Whichever hotel you choose, consider a visit to the Monsoon Valley Wine vineyard, where you can explore the sprawling property by bicycle, or sign up for a wine tasting at its open-air restaurant. Love a romantic walk? Hua Hin’s main beach stretches from Khao Takiab (chopstick mountain), famous for its huge golden buddha, to the centre of Hua Hin town, where you can restore energy levels at the famous night market (we recommend the sweet and sour squid kebabs).
Chiang Mai, in Northern Thailand, is prime explorers’ territory. Known for its abundance of national parks, you can get back to nature at any number of places. Visit Doi Suthep-Pui National Park for waterfalls, caves and fantastic wildlife, or Doi Inthanon National Park, which has Thailand’s tallest mountain at its heart. And at Ob Khan National Park, which is famous for its forested mountains and rare fauna, you’ll find the dendrobium wardianum orchid – the only place in Thailand where it grows.
Chiang Mai also has some of Thailand’s best eco-lodges, and one of our favourites is the Chiangmai Treehouse Resort. Stay sustainable with a stop at Thailand’s first gourmet organic farm. ORI9IN was opened by the Banyan Tree Group, and teaches tourists about traditional Thai agricultural practices. All the food served at the farm’s restaurant, which specialises in zero-waste dining, comes from within a 30km radius.
Known for its deserted beaches, Trang resembles Phuket province before backpackers descended on its islands. Luckily, huge swathes of the province are protected, which has helped keep overtourism in check. Trang’s stunning southern coast is part of Mu Ko Phetra National Park, while the Hat Chao Mai Marine National Park provides much-needed protection for some of Thailand’s most beautiful islands.
There are still plenty of islands to hop between, though, including several with backpacker-friendly hostels, beach hut resorts and budget hotels. Head to Koh Muk for beautiful caves and spectacular beaches (Ao Kham is a top place to sunbathe), as well as the brilliant Sivalai Beach Resort. Koh Libong, meanwhile, is Trang’s largest island but still feels wonderfully remote, with just a handful of fishing villages and a few small resorts; check out the Andalay Beach Resort for a laidback, affordable stay. Finally, beach bums should make a beeline for Koh Kradan, famous for its powder-soft sands and wide sandbars. We recommend the Paradise Lost bungalows.
Bangkok isn’t just the best foodie city in Thailand, but one of the best in the world, with fragrant night markets, limitless fine dining (the city finally got its very own Michelin guide in 2017) and more ridiculously beautiful bars than you can shake a cocktail stick at. But first things first. No visit to Bangkok is complete without a visit to its open-air markets. Avoid the crowds at tourist-filled markets like Asiatique (a sprawling, neon-drenched maze of tat stalls perched on the banks of the Chao Phraya) and head for more authentic versions.

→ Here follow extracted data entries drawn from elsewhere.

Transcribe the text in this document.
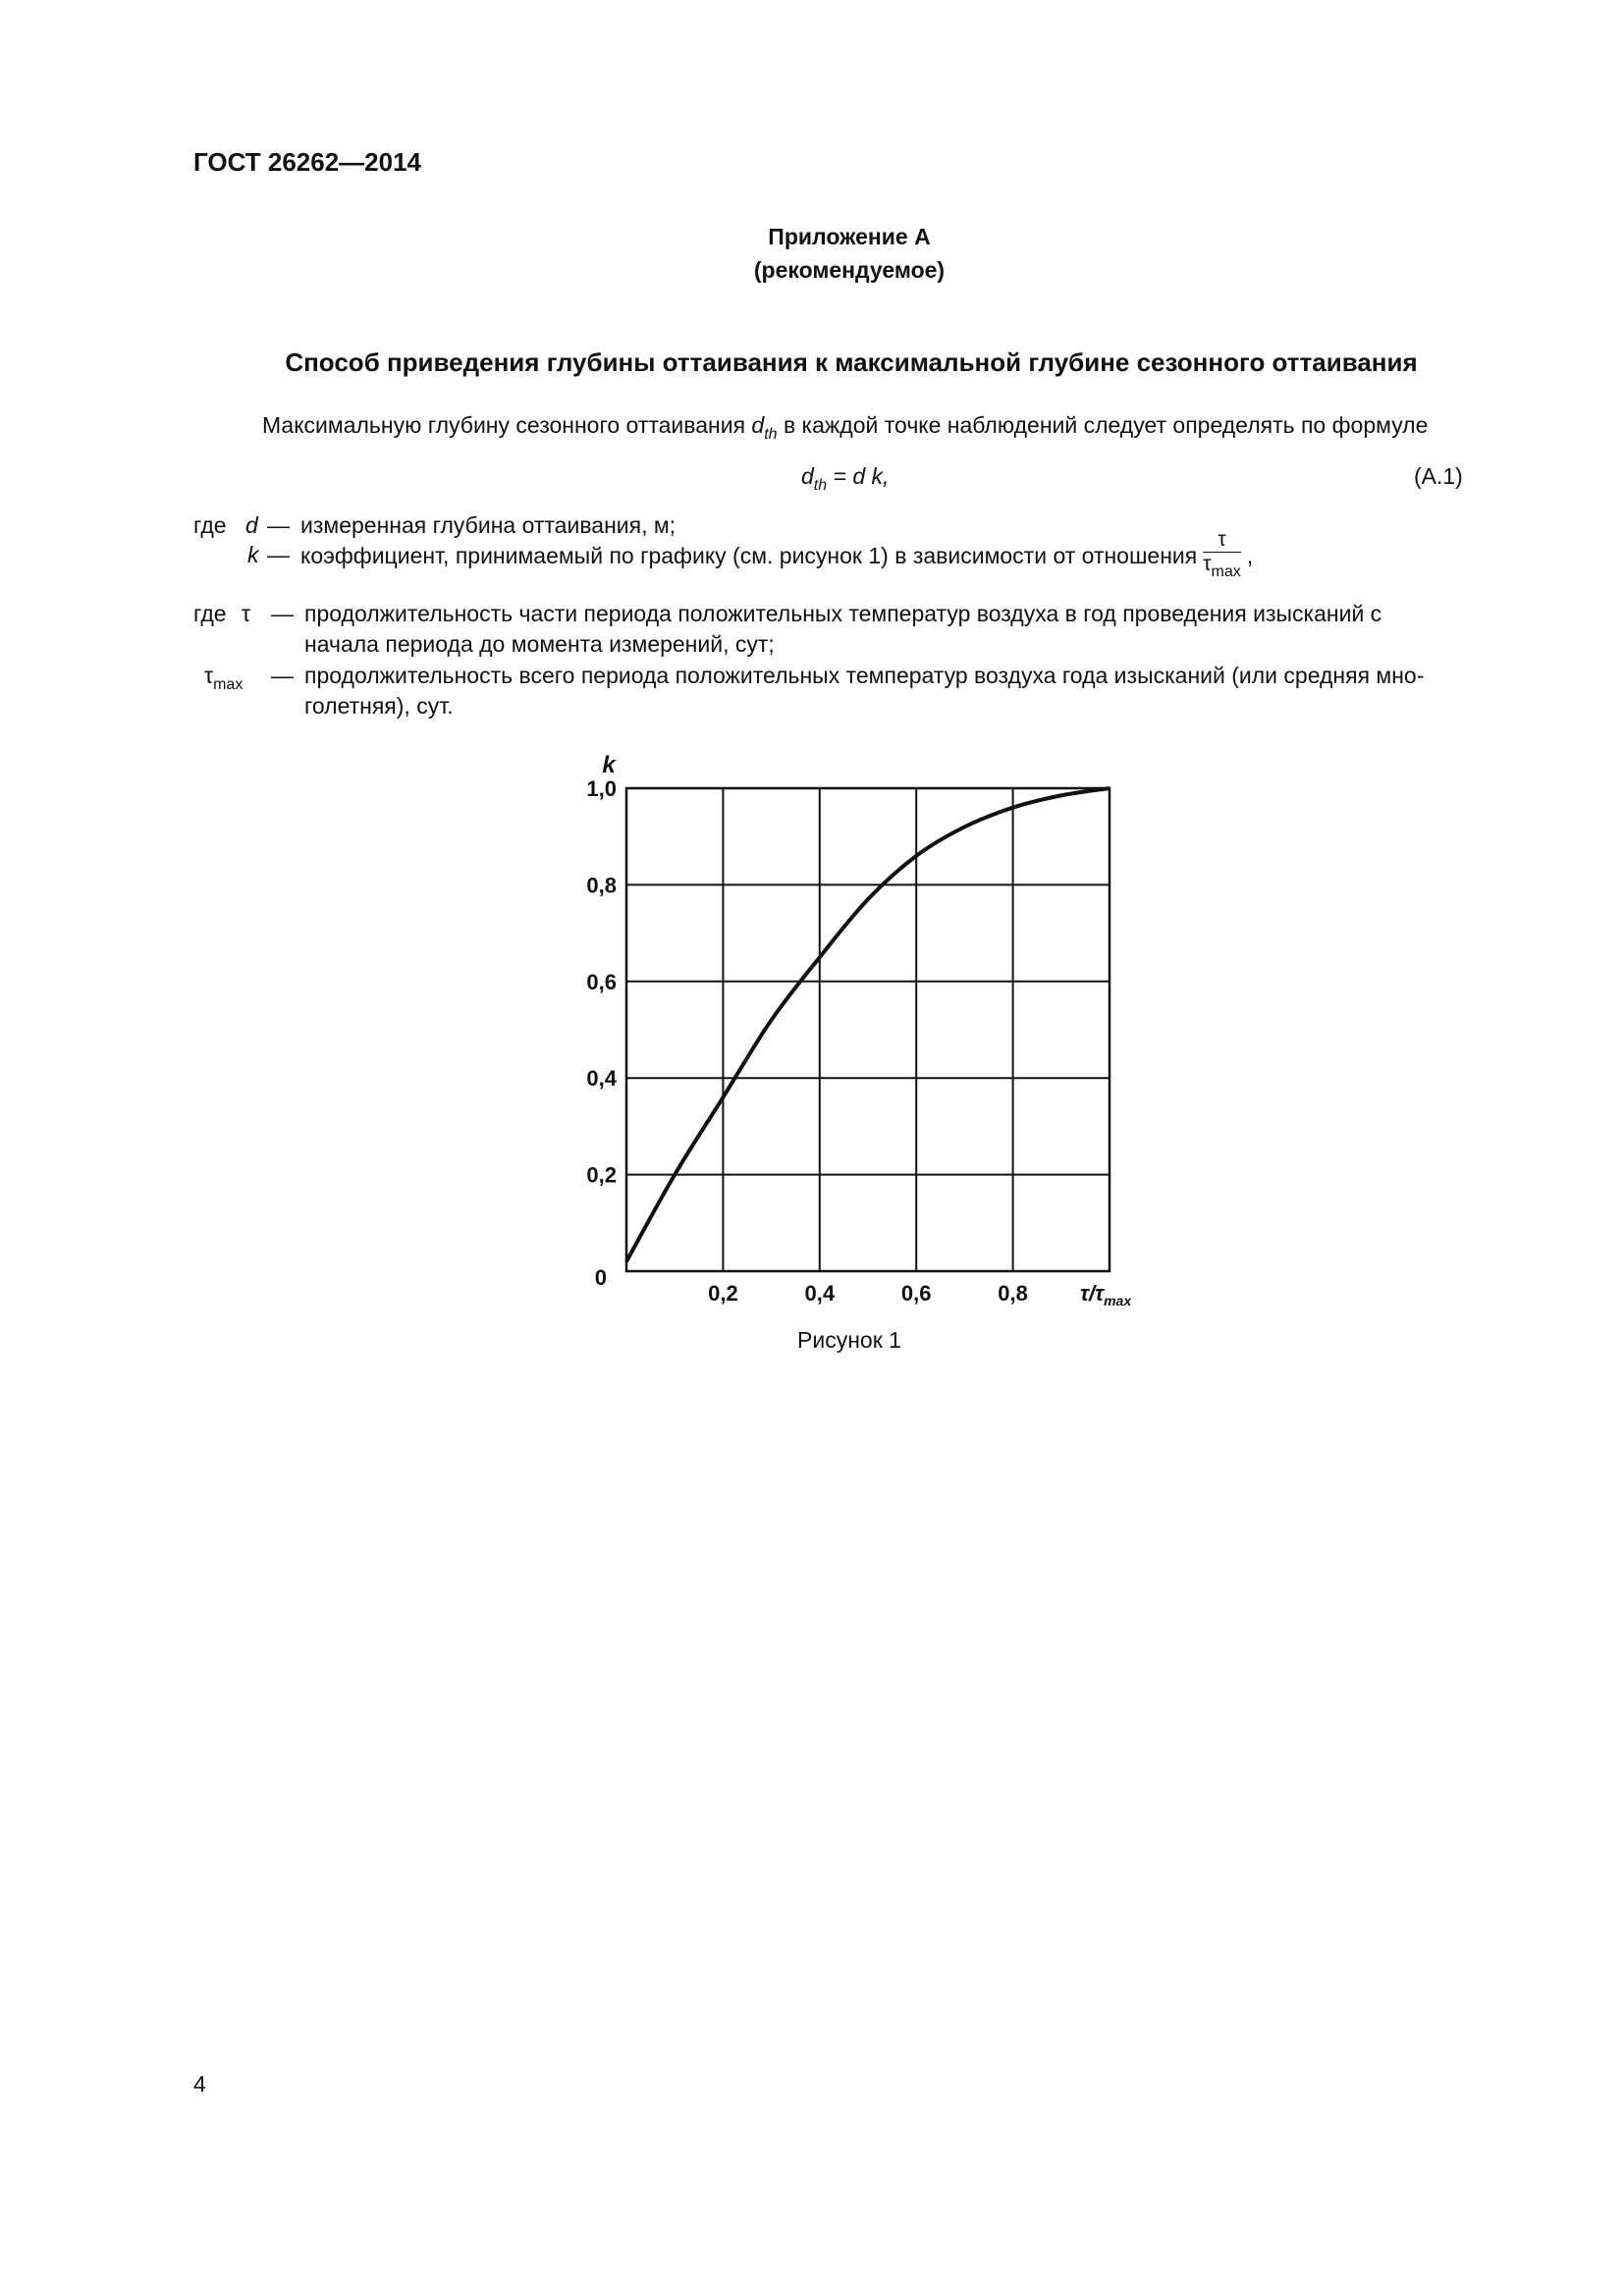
ГОСТ 26262—2014
Приложение А
(рекомендуемое)
Способ приведения глубины оттаивания к максимальной глубине сезонного оттаивания
Максимальную глубину сезонного оттаивания $d_{th}$ в каждой точке наблюдений следует определять по формуле
$d_{th} = d$ k,	(А.1)
где d — измеренная глубина оттаивания, м;
k — коэффициент, принимаемый по графику (см. рисунок 1) в зависимости от отношения $\frac{\tau}{\tau_{max}}$ ,
где τ — продолжительность части периода положительных температур воздуха в год проведения изысканий с
начала периода до момента измерений, сут;
$\tau_{max}$ — продолжительность всего периода положительных температур воздуха года изысканий (или средняя мно-
голетняя), сут.
0,2
0,4
0,6
0,8
1,0
0,2	0,4	0,6	0,8
0
k
$\tau/\tau_{max}$
Рисунок 1
4
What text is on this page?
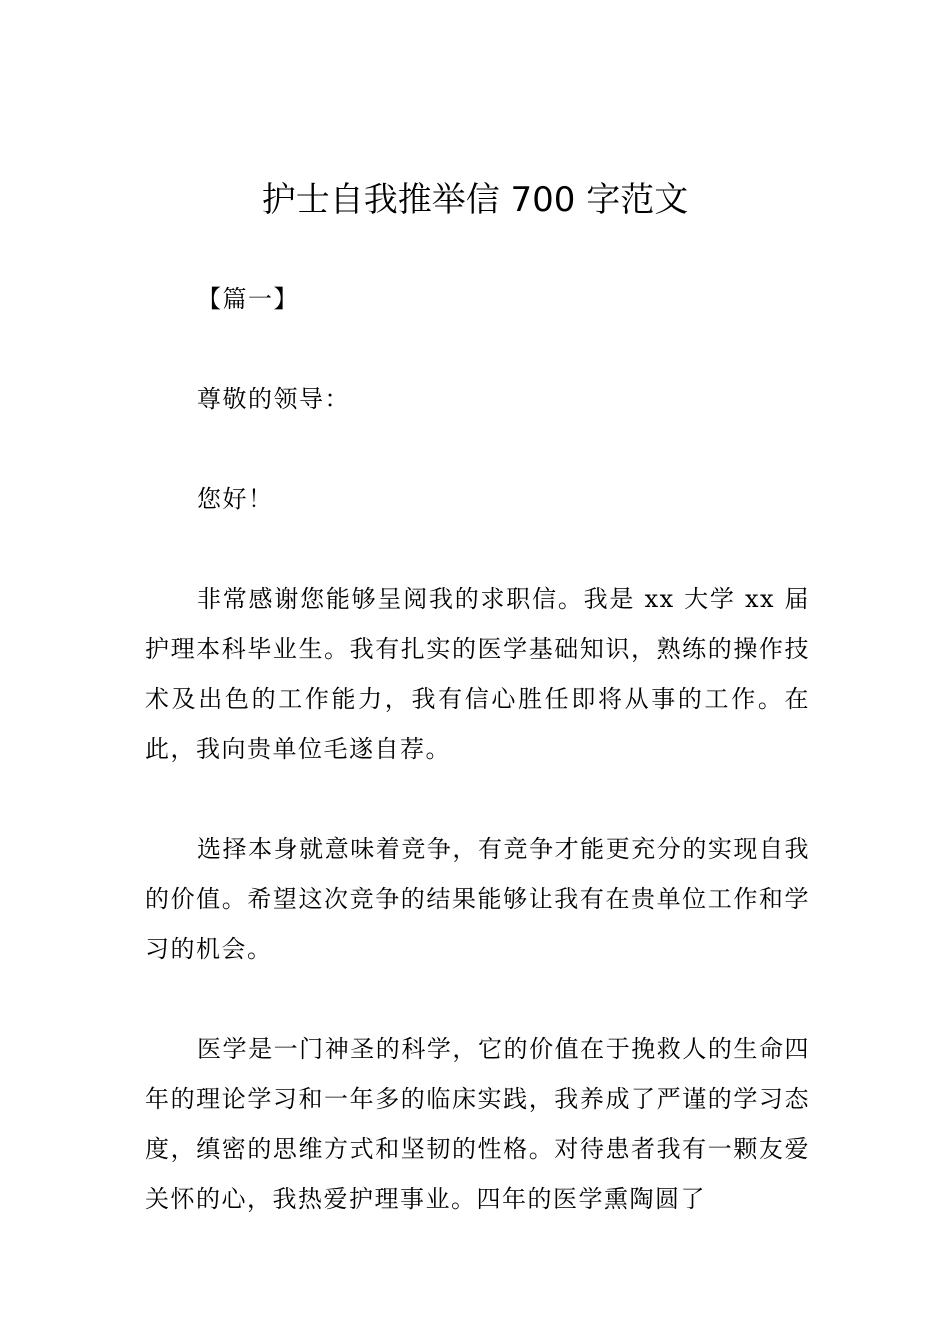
护士自我推举信 700 字范文

【篇一】

尊敬的领导：

您好！

非常感谢您能够呈阅我的求职信。我是 xx 大学 xx 届护理本科毕业生。我有扎实的医学基础知识，熟练的操作技术及出色的工作能力，我有信心胜任即将从事的工作。在此，我向贵单位毛遂自荐。

选择本身就意味着竞争，有竞争才能更充分的实现自我的价值。希望这次竞争的结果能够让我有在贵单位工作和学习的机会。

医学是一门神圣的科学，它的价值在于挽救人的生命四年的理论学习和一年多的临床实践，我养成了严谨的学习态度，缜密的思维方式和坚韧的性格。对待患者我有一颗友爱关怀的心，我热爱护理事业。四年的医学熏陶圆了
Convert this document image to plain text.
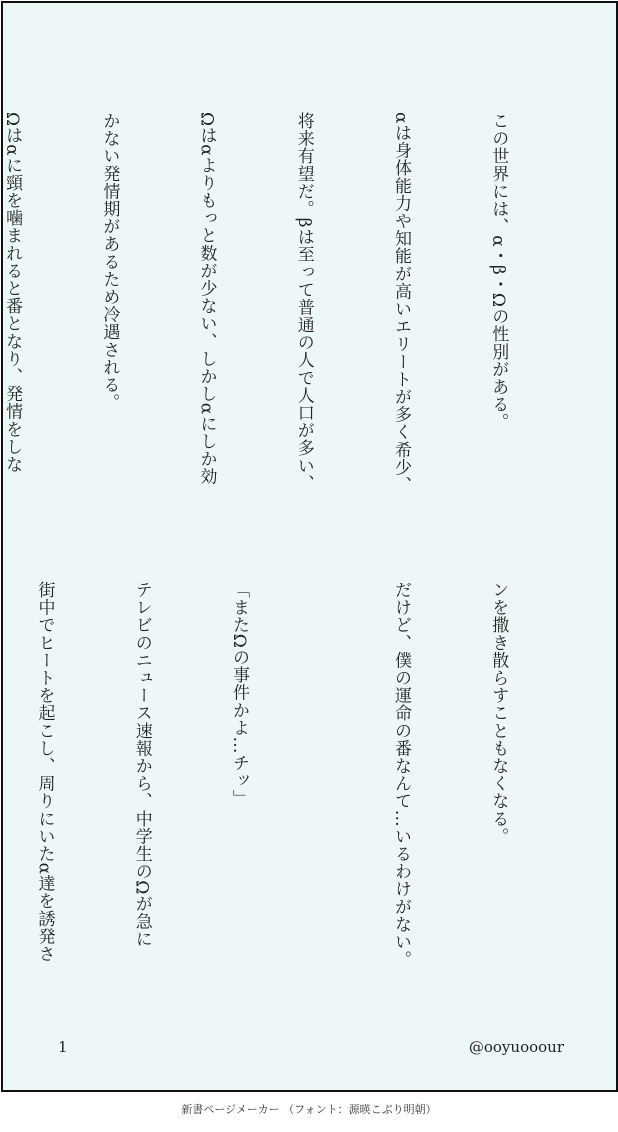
この世界には、α・β・Ωの性別がある。

αは身体能力や知能が高いエリートが多く希少、

将来有望だ。βは至って普通の人で人口が多い、

Ωはαよりもっと数が少ない、しかしαにしか効

かない発情期があるため冷遇される。

Ωはαに頸を噛まれると番となり、発情をしな

ンを撒き散らすこともなくなる。

だけど、僕の運命の番なんて…いるわけがない。

「またΩの事件かよ…チッ」

テレビのニュース速報から、中学生のΩが急に

街中でヒートを起こし、周りにいたα達を誘発さ

1	@ooyuooour
新書ページメーカー （フォント：源暎こぶり明朝）
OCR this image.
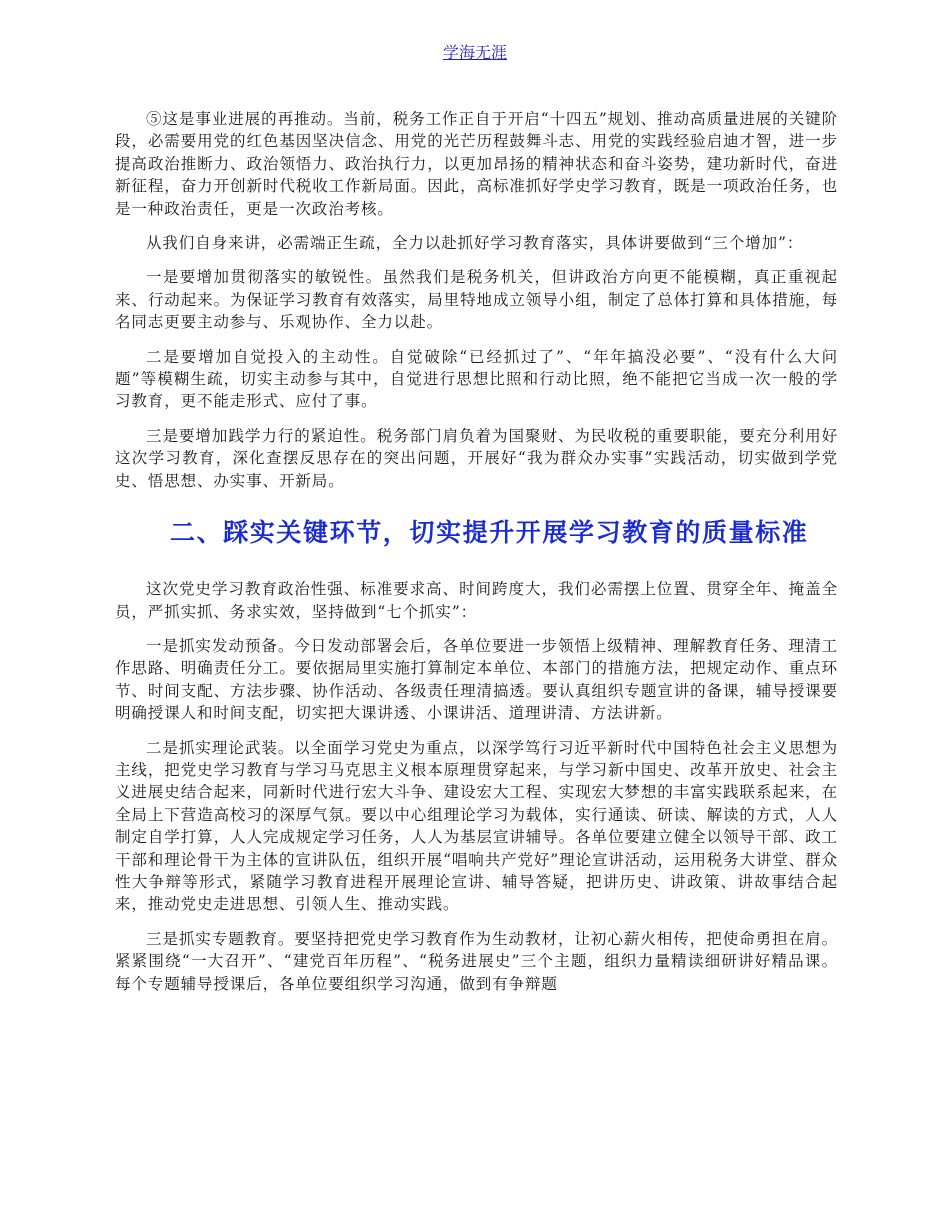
学海无涯

⑤这是事业进展的再推动。当前，税务工作正自于开启“十四五”规划、推动高质量进展的关键阶段，必需要用党的红色基因坚决信念、用党的光芒历程鼓舞斗志、用党的实践经验启迪才智，进一步提高政治推断力、政治领悟力、政治执行力，以更加昂扬的精神状态和奋斗姿势，建功新时代，奋进新征程，奋力开创新时代税收工作新局面。因此，高标准抓好学史学习教育，既是一项政治任务，也是一种政治责任，更是一次政治考核。

从我们自身来讲，必需端正生疏，全力以赴抓好学习教育落实，具体讲要做到“三个增加”：

一是要增加贯彻落实的敏锐性。虽然我们是税务机关，但讲政治方向更不能模糊，真正重视起来、行动起来。为保证学习教育有效落实，局里特地成立领导小组，制定了总体打算和具体措施，每名同志更要主动参与、乐观协作、全力以赴。

二是要增加自觉投入的主动性。自觉破除“已经抓过了”、“年年搞没必要”、“没有什么大问题”等模糊生疏，切实主动参与其中，自觉进行思想比照和行动比照，绝不能把它当成一次一般的学习教育，更不能走形式、应付了事。

三是要增加践学力行的紧迫性。税务部门肩负着为国聚财、为民收税的重要职能，要充分利用好这次学习教育，深化查摆反思存在的突出问题，开展好“我为群众办实事”实践活动，切实做到学党史、悟思想、办实事、开新局。

二、踩实关键环节，切实提升开展学习教育的质量标准

这次党史学习教育政治性强、标准要求高、时间跨度大，我们必需摆上位置、贯穿全年、掩盖全员，严抓实抓、务求实效，坚持做到“七个抓实”：

一是抓实发动预备。今日发动部署会后，各单位要进一步领悟上级精神、理解教育任务、理清工作思路、明确责任分工。要依据局里实施打算制定本单位、本部门的措施方法，把规定动作、重点环节、时间支配、方法步骤、协作活动、各级责任理清搞透。要认真组织专题宣讲的备课，辅导授课要明确授课人和时间支配，切实把大课讲透、小课讲活、道理讲清、方法讲新。

二是抓实理论武装。以全面学习党史为重点，以深学笃行习近平新时代中国特色社会主义思想为主线，把党史学习教育与学习马克思主义根本原理贯穿起来，与学习新中国史、改革开放史、社会主义进展史结合起来，同新时代进行宏大斗争、建设宏大工程、实现宏大梦想的丰富实践联系起来，在全局上下营造高校习的深厚气氛。要以中心组理论学习为载体，实行通读、研读、解读的方式，人人制定自学打算，人人完成规定学习任务，人人为基层宣讲辅导。各单位要建立健全以领导干部、政工干部和理论骨干为主体的宣讲队伍，组织开展“唱响共产党好”理论宣讲活动，运用税务大讲堂、群众性大争辩等形式，紧随学习教育进程开展理论宣讲、辅导答疑，把讲历史、讲政策、讲故事结合起来，推动党史走进思想、引领人生、推动实践。

三是抓实专题教育。要坚持把党史学习教育作为生动教材，让初心薪火相传，把使命勇担在肩。紧紧围绕“一大召开”、“建党百年历程”、“税务进展史”三个主题，组织力量精读细研讲好精品课。每个专题辅导授课后，各单位要组织学习沟通，做到有争辩题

Wang Lang Market, a riverside foodie paradise opposite the Grand Palace, is known for its huge range of dishes, while Chinatown (otherwise known as Yaowarat) has dozens of fantastic smaller food markets. Charoenkrung, a wide, long road which runs parallel to the Chao Phraya River, is an up-and-coming area which has some of Bangkok’s best places to eat. This is where you’ll find 80/20, a sleek restaurant where 80 per cent of the ingredients are sourced locally, and Broccoli Revolution Charoenkrung, which specialises in plant-based cuisine. Not sure where to start? Book one of Secret Food Tours’ excursions to discover the best places to chow down.